I had the loveliest/weirdest New Year’s Eve. It was R’s 21st birthday and I was prepared to be sad about not getting to spend time with him on his birthday. Obviously, now that he is an adult, that’s going to happen less and less often anyway. It is certainly within the realm of possibility that I will never spend his birthday with him again. Although having written that out, it seems very unlikely. I didn’t often spend my birthday with my parents between the ages of 20-30, but after that, I sometimes did, especially the major birthdays. I definitely saw them on my 30th and 40th.

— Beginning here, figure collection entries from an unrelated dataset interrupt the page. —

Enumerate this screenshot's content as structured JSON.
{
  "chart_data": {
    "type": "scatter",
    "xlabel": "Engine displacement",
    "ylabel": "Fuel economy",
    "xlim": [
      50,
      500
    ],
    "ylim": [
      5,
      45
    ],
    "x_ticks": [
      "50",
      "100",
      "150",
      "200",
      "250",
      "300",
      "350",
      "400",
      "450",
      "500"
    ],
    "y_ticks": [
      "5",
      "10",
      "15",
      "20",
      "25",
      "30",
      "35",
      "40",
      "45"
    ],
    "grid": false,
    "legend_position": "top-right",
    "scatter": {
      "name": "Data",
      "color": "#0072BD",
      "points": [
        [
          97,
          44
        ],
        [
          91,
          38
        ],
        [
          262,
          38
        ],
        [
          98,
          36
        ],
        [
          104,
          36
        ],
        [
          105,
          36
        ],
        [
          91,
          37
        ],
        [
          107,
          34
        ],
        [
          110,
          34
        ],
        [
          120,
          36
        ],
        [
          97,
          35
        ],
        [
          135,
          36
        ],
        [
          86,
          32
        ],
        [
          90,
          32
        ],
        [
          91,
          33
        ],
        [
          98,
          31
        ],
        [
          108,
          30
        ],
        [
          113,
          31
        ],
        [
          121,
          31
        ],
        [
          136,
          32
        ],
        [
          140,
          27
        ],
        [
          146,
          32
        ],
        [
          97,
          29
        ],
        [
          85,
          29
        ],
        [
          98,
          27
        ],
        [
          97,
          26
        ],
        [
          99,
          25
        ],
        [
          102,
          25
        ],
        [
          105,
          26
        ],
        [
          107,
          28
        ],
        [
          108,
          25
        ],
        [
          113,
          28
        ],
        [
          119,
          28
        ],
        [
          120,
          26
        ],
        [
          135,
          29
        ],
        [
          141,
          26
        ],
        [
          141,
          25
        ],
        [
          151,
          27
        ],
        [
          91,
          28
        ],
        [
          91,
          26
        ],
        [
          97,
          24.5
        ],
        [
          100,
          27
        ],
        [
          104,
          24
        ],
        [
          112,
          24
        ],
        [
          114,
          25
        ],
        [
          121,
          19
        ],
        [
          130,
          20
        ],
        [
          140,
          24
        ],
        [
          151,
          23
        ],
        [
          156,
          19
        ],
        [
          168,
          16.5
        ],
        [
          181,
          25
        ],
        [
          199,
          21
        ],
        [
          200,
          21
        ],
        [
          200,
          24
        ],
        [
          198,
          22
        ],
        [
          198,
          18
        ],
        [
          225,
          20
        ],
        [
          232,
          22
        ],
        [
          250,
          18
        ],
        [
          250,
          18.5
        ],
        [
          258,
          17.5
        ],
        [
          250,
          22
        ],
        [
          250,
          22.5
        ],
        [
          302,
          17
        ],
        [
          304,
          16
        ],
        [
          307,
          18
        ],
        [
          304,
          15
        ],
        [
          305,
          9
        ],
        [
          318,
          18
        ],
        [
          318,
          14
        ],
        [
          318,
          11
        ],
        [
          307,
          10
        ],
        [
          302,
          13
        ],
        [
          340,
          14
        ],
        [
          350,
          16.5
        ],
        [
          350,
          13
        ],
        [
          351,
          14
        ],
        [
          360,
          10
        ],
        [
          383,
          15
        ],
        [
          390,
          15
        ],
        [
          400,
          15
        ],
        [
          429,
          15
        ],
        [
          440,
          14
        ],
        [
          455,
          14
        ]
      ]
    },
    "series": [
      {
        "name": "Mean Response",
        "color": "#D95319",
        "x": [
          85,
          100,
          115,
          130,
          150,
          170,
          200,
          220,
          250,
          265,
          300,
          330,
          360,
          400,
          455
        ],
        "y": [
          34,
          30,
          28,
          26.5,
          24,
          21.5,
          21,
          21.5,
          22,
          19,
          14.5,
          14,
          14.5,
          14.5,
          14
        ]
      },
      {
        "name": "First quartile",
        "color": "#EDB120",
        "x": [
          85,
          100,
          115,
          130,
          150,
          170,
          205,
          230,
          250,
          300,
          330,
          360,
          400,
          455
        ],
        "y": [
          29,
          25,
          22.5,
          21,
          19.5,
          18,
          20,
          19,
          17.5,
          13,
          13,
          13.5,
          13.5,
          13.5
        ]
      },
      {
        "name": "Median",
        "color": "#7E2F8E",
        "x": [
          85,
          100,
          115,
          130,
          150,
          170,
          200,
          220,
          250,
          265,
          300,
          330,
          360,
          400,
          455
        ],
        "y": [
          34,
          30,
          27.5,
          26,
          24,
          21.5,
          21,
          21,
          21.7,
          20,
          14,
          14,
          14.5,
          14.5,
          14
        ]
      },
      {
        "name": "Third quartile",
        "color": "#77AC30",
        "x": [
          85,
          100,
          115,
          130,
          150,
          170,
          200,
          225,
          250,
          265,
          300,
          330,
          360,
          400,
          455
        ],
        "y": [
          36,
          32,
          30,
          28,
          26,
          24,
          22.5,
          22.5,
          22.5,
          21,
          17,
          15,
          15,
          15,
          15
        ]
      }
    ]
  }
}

Anyway, it’s a nostalgic day, of course. As always, I remembered details of the day 21 years ago, mostly how madly, head-over-heels, totally joyfully in love I was. I know some moms don’t get that. My midwife told me it was the endorphins from a very long labor. It might also have been some exhaustion delirium—my water broke on Thursday and R was finally born on Sunday morning and there was not a lot of sleep during those three intervening nights—but whatever, I was dazzled and awed and infatuated beyond anything I have ever experienced before or since.

But I was also trying to remember details of the year before that — 22 years ago, the New Year’s Eve when I had no idea, none, of how dramatically and permanently my life would change in the next 12 months. I couldn’t remember a thing. I assume I spent it with the boyfriend that I was coming to realize I ought to be breaking up with and probably that we both drank too much, but no specifics beyond that.

And then my thoughts turned to last New Year’s Eve. It was just a year ago. I had no idea it would be my last new year in my house. If you’d asked me then, I would have predicted this new year’s to be just as the previous seven or so had been: quiet, at home, probably including a nice meal with R…

Instead, he was in Paris. And I was sitting in a friend’s driveway watching the best fireworks display ever. Best, not because the fireworks were out of reason spectacular — Disney has some great fireworks shows with music and fireworks that create designs in the sky, ie Mickey Mouse ears, so I’ve seen some impressive fireworks — but because it went on and on and on, and I could watch it from the cozy comfort of my own bed with the dogs on top of me.

I would love to know what Zelda thought about the whole thing. She’s always hated fireworks, but she’s never figured out that they’re the flashing lights in the sky. She started to get agitated, barking and pacing, when she first smelled the smoke and heard the banging, but then she came and sat on me and watched them with me. Ears up, eyes alert, I really think she paid attention to the whole thing. And they were beautiful, big fireworks, some simple explosions of blue and red and green, others those swishing things like one little explosion after another in white sparkles.

It was a lovely night. Not what I meant to write about this morning, but I’m glad to save the memory.

The other lovely thing that happened was that Andrea Host released a new book in her Touchstone series. I don’t know whether I’ve mentioned the series here before — I know I have elsewhere on social media. But those books somehow became comfort reads for me, such that a few months after reading them for the first time, I got sick and the only thing I wanted to do was reread the series. They’re fantasy/science fiction, but the new book, In Arcadia, is very much a romance: it’s a calm, quiet, slice-of-life story that tells the tale of the main character’s mom from the previous books falling in love. I read it between fireworks and thoroughly enjoyed it. If you haven’t tried her books and you like fantasy/sci-fi/romance, I really do recommend them—she creates worlds that I love escaping into. I’ve reread almost all of them, I think.

In fact, my one regret about In Arcadia is that it makes me want to reread all Andrea’s books, one right after another, and I really shouldn’t. I should be writing my own books!

Resolution for 2017: write lots of words.